By Sarah Morgan
For investors, yesterday brought a double dose of good cheer: Not only did the Dow finish up 330 points, but the Chicago Board Options Exchange Market Volatility Index — more commonly known as the VIX or the “fear index” — fell more than 8%. Does that mean the worst of the market turbulence is over?
Not quite. To get a clear picture of where the stock market sees volatility headed, investors should compare the VIX, which measure investor anxiety, to its futures, says Timothy Strauts, an exchange-traded fund analysts for researcher Morningstar Inc. The “spot VIX” — the number that’s quoted in the news – is based on the current prices for options on the Standard & Poor’s 500-stock index; the cost of options rises as the stock market becomes more volatile. In other words, it’s best to think of the VIX as a snapshot of what’s happening in the here and now, Strauts says.

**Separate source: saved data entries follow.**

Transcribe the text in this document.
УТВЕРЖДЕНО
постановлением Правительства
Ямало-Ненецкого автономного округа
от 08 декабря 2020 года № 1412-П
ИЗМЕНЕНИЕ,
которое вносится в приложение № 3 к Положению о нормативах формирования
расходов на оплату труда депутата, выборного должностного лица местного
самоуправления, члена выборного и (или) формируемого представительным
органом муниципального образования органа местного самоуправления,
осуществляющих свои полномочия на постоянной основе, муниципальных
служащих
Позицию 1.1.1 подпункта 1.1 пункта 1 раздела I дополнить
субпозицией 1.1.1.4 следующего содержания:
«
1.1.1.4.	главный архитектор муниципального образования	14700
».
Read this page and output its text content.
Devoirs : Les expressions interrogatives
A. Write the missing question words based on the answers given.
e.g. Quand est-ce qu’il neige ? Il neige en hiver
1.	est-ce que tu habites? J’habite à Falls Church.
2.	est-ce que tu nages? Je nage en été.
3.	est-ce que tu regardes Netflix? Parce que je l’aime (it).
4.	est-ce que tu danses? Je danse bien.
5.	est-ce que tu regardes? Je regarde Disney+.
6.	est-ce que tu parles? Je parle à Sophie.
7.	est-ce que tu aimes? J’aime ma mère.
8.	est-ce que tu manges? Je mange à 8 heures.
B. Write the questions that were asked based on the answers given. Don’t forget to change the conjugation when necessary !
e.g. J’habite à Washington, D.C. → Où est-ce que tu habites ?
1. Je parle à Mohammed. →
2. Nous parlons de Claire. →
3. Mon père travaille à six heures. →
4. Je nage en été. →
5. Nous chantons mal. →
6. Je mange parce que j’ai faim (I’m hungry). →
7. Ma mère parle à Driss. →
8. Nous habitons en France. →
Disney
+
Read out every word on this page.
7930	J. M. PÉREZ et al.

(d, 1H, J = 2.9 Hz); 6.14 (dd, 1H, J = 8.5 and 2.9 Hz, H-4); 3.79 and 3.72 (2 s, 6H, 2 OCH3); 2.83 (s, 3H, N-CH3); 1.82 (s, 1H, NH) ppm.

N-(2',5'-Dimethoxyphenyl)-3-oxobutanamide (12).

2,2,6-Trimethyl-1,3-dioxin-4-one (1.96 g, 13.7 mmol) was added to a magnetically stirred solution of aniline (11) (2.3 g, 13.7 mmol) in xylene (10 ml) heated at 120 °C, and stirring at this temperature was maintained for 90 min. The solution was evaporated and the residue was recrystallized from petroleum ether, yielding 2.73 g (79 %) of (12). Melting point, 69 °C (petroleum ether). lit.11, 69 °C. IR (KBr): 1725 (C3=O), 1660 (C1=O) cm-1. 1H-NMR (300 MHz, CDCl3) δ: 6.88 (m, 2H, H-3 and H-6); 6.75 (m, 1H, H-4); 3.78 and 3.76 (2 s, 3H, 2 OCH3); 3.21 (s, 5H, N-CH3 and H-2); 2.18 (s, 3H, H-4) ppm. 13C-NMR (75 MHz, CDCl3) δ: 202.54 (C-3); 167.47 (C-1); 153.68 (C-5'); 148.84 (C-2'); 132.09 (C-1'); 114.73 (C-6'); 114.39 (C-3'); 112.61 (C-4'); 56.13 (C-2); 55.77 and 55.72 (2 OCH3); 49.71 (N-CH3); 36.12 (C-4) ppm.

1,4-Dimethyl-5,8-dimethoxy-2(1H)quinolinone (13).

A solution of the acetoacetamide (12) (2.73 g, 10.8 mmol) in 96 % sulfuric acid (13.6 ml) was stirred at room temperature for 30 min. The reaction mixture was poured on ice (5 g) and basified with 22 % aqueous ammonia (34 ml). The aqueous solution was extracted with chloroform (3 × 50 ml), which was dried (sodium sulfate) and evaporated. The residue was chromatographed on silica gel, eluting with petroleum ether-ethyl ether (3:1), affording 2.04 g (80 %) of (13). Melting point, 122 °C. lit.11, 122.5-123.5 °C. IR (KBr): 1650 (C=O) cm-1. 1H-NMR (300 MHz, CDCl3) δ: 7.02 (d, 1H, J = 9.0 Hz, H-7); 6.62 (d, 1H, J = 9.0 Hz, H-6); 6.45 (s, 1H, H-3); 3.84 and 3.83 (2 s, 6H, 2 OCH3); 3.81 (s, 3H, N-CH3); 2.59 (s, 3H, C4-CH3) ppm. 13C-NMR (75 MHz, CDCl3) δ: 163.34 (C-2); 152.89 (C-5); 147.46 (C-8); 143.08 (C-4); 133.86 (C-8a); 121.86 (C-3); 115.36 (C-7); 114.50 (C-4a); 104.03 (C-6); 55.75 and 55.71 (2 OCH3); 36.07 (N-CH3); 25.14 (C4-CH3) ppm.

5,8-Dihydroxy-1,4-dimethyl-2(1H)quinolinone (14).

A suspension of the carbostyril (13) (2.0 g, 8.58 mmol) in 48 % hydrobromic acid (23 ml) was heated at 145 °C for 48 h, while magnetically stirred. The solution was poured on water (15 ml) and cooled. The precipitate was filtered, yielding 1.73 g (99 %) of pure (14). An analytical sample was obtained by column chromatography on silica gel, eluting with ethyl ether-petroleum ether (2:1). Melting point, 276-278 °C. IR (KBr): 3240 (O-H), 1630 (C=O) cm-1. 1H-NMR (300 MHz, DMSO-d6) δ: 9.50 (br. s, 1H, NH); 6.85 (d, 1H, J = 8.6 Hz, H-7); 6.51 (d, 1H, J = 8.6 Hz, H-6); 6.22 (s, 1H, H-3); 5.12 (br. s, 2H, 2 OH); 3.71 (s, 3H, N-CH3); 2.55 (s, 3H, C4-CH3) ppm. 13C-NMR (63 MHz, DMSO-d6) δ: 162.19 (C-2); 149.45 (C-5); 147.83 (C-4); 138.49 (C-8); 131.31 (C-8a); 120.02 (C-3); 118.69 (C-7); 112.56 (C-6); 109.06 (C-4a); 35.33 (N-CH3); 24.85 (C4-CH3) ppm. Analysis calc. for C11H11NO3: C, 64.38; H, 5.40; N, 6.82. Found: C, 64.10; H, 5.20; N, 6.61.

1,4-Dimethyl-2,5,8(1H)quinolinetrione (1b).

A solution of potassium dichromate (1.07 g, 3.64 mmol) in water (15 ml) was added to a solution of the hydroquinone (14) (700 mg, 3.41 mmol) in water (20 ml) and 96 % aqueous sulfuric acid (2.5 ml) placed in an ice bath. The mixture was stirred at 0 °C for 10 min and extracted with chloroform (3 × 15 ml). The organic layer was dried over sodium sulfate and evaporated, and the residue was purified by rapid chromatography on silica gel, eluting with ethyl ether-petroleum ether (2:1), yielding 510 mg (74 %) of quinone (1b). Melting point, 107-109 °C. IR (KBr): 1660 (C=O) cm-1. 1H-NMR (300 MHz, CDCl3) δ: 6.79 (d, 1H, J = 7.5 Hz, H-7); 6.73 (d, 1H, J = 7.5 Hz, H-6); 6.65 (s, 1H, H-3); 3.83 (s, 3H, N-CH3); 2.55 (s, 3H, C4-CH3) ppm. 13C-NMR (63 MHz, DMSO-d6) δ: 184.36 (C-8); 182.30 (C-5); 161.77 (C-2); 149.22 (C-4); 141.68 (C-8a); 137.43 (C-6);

On the other hand, VIX futures allow traders to bet on where they believe the index will be in a month or several months from now. Comparing the current spot VIX to VIX futures, says Strauts, shows whether traders expect stocks to be more or less volatile a month from now than they are today.
Unfortunately, while the VIX has fallen to 33, it’s still very high by historical standards. And VIX futures are hovering in a range between 32 and 34 — meaning traders are expecting volatility to stay about as high as it is now for at least the next several months, says Strauts.
The silver lining for investors: The fear index could be a lot higher. In 2008, for example, the VIX set new records as it rose above 80 during the financial crisis and market crash. The current level suggests that traders “are expecting high volatility, just not 2008 crisis volatility,” Strauts says.